Although treatment of spinal vascular lesions may be recommended, it can be tricky. Instead, a procedure known as embolization may be recommended in lieu of or in addition to surgery. In this procedure, a tube or catheter is placed into an artery in the leg, and directed into the blood vessels using x-ray guidance - similar to the procedure known as an angiogram. Materials are then injected into the vessel to prevent the blood from supplying the lesion.

The embolization procedure from start to finish
Prior to undergoing embolization, patients are expected to sign a consent form and will have the opportunity to have questions answered. The anesthesiologist will administer medications and fluids through the use of an intravenous line (IV) into a vein in the hand or arm. He or she will also administer general anesthesia so that the patient will be completely asleep for the procedure. Blood pressure will be monitored through an A-Line, a thin flexible tube or catheter placed in an artery in your wrist. An electrocardiogram (EKG) will monitor heart rate and rhythm as well as oxygen levels. A specific type of catheter known as a Foley will be placed in the bladder to allow urine to drain.

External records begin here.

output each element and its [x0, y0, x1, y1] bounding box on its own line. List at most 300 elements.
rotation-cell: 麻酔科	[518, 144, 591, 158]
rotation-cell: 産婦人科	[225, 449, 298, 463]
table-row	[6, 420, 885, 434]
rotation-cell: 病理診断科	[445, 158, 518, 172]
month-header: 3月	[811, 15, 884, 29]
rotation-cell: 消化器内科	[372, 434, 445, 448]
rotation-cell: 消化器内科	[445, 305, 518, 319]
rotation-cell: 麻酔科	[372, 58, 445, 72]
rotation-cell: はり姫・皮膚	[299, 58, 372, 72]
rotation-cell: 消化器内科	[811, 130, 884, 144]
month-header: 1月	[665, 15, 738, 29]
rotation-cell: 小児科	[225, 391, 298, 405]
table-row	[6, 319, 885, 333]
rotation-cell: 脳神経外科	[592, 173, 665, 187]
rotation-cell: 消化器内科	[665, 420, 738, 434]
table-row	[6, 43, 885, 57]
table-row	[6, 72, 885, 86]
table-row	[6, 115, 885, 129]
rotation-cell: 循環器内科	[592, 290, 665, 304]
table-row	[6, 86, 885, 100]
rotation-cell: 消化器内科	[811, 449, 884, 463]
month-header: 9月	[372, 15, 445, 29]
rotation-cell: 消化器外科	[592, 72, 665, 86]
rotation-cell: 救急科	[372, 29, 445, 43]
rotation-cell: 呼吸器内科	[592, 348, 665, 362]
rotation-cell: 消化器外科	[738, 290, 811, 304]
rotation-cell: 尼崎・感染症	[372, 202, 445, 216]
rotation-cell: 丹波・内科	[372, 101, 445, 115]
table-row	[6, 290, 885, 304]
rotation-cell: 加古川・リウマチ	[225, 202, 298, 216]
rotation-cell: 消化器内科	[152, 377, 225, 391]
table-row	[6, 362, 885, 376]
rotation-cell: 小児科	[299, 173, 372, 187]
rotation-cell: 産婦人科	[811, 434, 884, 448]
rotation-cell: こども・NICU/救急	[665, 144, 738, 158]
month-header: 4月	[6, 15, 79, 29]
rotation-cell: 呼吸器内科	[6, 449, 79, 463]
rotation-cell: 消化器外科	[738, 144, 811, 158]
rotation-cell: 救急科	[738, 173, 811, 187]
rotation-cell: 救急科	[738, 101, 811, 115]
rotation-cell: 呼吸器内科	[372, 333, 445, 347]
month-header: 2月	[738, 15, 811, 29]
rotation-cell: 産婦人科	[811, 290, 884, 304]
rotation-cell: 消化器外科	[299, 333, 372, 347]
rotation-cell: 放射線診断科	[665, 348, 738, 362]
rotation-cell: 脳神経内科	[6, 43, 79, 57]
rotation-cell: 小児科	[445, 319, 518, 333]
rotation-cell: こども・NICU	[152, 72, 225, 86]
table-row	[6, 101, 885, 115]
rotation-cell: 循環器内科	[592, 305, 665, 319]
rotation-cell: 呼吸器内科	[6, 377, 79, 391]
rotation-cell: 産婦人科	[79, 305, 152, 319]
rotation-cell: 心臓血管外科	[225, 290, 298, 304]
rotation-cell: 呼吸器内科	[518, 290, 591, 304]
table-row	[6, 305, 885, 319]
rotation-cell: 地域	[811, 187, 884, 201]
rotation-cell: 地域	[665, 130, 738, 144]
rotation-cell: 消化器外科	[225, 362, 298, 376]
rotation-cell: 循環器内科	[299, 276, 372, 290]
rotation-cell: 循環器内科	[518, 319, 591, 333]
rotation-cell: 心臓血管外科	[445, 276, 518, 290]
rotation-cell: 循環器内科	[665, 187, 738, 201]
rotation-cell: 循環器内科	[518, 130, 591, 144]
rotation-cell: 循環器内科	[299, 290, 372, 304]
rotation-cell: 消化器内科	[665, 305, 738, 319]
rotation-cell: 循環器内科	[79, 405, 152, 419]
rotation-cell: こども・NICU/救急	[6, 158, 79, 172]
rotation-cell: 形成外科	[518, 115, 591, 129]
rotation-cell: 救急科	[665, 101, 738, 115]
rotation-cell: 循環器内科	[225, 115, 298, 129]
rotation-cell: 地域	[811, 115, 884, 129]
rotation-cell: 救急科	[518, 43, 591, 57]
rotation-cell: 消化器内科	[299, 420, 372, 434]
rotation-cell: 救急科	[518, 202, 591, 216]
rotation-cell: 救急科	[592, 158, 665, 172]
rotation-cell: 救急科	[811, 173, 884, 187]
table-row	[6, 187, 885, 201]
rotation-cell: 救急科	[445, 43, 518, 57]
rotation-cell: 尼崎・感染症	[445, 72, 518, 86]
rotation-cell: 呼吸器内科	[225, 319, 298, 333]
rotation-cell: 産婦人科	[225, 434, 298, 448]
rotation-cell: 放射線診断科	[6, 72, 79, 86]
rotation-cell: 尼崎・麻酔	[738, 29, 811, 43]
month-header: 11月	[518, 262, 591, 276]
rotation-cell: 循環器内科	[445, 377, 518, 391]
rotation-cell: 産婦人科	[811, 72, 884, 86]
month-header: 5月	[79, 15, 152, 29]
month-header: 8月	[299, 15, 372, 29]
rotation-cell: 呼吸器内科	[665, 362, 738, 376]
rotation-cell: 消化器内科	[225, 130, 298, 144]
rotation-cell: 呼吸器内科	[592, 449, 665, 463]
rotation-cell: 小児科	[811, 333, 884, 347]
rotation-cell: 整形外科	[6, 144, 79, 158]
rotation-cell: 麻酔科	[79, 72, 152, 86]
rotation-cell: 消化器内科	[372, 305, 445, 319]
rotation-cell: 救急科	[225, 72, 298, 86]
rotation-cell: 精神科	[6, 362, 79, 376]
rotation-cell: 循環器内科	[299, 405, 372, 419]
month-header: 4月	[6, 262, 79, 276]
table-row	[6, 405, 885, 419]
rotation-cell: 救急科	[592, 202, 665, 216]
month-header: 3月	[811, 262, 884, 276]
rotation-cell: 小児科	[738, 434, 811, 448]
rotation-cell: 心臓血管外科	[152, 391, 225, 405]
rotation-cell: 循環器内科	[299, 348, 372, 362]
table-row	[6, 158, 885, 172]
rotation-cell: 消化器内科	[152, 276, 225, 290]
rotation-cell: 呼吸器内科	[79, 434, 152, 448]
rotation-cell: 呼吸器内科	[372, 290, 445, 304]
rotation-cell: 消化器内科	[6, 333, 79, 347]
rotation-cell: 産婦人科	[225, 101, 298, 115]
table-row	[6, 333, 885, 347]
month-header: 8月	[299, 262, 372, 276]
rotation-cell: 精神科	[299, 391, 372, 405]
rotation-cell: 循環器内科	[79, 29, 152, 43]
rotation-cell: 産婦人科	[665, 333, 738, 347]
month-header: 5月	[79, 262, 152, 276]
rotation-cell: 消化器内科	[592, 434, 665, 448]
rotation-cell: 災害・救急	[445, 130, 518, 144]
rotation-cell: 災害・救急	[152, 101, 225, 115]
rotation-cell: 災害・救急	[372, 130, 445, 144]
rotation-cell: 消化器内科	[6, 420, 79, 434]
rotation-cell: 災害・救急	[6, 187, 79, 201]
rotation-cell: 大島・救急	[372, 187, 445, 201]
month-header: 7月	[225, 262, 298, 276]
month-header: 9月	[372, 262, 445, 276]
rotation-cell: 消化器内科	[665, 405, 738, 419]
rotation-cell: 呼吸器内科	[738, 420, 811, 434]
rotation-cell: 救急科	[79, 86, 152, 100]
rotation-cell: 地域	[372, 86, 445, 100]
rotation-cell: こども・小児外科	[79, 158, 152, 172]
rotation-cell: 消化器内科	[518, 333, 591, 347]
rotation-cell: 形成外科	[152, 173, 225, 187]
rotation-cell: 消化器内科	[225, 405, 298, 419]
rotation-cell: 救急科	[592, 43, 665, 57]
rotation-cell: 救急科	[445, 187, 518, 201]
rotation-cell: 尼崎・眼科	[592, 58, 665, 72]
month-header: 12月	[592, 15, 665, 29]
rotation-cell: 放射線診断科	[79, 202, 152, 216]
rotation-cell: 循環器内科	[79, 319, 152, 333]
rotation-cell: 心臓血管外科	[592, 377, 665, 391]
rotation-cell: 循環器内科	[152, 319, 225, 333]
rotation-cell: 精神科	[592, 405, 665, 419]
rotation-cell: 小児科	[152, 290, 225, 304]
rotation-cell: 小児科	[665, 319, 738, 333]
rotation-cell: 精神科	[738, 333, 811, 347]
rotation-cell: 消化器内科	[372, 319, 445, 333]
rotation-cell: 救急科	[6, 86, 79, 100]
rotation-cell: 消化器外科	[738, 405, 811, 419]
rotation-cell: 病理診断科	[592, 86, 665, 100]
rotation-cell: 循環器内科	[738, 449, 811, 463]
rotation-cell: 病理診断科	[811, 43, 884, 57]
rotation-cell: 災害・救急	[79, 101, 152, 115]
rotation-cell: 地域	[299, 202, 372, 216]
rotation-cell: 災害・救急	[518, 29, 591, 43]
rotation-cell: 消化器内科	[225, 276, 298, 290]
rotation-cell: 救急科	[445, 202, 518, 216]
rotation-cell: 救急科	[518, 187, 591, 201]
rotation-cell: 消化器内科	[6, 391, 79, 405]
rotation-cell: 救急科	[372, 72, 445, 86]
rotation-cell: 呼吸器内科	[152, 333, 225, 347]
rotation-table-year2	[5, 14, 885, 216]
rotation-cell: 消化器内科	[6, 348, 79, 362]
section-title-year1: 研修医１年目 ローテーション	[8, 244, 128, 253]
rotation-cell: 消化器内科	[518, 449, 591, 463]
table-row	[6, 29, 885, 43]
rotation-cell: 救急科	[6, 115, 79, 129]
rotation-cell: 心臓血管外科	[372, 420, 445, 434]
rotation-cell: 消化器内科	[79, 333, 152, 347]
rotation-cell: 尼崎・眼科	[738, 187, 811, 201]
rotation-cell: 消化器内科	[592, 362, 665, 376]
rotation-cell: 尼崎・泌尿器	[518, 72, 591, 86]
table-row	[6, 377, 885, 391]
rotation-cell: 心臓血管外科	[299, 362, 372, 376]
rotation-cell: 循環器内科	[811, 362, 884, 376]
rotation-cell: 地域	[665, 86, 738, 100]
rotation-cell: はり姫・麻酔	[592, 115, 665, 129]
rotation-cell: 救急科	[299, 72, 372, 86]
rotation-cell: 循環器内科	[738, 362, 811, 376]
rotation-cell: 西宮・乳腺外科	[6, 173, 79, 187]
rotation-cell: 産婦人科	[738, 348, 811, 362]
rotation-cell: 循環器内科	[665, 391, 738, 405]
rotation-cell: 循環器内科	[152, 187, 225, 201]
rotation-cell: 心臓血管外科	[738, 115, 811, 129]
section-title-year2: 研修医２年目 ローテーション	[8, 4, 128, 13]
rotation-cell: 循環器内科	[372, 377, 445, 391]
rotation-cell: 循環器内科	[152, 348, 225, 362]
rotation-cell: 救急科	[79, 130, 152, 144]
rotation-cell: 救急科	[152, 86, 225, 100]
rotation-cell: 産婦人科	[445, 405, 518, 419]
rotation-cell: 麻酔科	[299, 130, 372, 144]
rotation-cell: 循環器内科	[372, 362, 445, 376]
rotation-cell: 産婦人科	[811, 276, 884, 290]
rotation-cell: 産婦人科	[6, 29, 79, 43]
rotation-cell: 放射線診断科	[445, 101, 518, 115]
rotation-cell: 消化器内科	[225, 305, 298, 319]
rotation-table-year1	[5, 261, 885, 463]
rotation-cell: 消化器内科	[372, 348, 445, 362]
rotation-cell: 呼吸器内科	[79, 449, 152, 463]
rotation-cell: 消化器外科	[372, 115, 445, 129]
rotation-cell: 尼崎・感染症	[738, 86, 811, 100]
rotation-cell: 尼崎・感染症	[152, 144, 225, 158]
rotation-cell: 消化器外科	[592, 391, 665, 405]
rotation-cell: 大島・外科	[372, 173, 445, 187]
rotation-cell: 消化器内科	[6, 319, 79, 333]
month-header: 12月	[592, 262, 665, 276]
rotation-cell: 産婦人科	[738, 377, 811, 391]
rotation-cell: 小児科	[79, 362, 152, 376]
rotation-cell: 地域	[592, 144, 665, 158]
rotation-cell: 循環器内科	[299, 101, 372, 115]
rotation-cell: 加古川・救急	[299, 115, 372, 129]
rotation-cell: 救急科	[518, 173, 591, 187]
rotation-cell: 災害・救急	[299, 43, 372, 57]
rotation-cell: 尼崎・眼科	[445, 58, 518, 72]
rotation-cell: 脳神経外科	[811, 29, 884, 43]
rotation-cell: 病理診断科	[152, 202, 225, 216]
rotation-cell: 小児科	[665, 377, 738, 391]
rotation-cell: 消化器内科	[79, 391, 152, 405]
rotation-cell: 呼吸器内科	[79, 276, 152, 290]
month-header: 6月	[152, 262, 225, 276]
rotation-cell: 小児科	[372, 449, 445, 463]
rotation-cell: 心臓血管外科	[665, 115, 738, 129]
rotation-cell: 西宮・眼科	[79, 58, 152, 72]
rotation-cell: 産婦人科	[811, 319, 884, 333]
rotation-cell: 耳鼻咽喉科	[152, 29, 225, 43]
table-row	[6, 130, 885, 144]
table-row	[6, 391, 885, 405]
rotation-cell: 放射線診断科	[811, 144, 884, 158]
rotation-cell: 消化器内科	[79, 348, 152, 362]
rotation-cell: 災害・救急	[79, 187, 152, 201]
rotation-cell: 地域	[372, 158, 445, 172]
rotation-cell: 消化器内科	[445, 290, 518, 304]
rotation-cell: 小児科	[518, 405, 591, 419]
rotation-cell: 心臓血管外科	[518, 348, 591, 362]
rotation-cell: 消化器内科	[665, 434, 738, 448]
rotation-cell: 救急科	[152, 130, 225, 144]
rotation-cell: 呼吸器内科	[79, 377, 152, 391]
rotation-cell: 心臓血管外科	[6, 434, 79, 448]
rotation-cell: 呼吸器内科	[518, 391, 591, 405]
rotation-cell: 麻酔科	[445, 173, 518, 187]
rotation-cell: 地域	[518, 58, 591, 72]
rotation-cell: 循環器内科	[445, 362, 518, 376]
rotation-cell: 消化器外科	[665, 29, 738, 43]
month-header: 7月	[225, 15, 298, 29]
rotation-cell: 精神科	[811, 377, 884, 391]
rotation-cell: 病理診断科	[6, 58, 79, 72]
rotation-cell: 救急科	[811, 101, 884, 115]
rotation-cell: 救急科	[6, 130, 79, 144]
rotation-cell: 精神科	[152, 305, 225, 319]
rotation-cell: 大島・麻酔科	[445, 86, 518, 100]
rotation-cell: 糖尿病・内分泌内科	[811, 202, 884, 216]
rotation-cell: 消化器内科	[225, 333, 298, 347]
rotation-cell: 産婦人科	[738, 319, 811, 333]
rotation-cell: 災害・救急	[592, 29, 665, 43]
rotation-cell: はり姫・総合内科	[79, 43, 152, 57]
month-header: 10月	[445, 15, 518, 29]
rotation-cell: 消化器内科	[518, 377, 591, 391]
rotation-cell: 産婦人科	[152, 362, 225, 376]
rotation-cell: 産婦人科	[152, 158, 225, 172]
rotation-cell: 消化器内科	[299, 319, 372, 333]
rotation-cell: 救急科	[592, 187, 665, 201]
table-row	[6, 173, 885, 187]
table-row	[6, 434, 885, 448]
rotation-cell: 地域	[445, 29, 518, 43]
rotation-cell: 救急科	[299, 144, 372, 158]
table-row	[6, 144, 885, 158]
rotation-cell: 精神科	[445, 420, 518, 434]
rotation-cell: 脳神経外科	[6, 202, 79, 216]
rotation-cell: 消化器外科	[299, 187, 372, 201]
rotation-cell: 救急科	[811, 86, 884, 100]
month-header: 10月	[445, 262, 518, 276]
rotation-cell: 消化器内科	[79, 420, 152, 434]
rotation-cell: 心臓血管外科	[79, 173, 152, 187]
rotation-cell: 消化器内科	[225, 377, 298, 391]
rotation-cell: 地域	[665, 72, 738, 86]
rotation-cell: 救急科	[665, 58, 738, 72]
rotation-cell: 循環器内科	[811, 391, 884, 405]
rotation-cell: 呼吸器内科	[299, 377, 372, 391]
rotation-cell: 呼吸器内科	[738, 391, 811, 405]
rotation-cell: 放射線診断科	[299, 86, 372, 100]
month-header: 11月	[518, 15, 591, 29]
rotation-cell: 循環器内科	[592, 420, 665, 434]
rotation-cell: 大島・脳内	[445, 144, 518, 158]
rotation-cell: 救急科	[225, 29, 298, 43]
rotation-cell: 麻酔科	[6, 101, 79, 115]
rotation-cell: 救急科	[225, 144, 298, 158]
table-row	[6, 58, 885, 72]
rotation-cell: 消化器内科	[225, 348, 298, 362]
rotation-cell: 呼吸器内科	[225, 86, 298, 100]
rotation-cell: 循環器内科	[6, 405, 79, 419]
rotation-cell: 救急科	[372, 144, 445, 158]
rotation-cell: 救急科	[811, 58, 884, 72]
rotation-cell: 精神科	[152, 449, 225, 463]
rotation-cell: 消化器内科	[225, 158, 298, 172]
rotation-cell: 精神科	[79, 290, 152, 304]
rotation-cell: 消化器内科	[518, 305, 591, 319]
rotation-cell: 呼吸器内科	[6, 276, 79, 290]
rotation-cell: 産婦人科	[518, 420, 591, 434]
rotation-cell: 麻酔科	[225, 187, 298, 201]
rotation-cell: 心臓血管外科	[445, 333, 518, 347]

Once the procedure is complete, the patient will be transferred from the operating room to either the Surgical Intensive Care Unit (SICU) or the Post-Anesthesia Care Unit (PACU). Here, a heart monitor will closely monitor vital signs. This machine is very sensitive and often sounds inadvertently; this is not cause for alarm. The nursing staff will assist in changing positions, but bed rest is required. Eventually, the patient can look forward to a normal diet and transfer to a room on a surgical floor. The Foley catheter will also be removed prior to leaving the bed for the first time.
Patients are expected to keep the leg that underwent surgery straight for several hours and a tube may remain in place at the puncture sight for several days. Once it is removed, the physician will apply pressure for about 20 minutes to prevent bleeding, and a device may be used to seal the puncture.
If surgery is also recommended, embolization generally takes place a few days prior. Successful completion of embolization will make surgery a less risky option, due to the reduction in blood supply to the area of the malformation.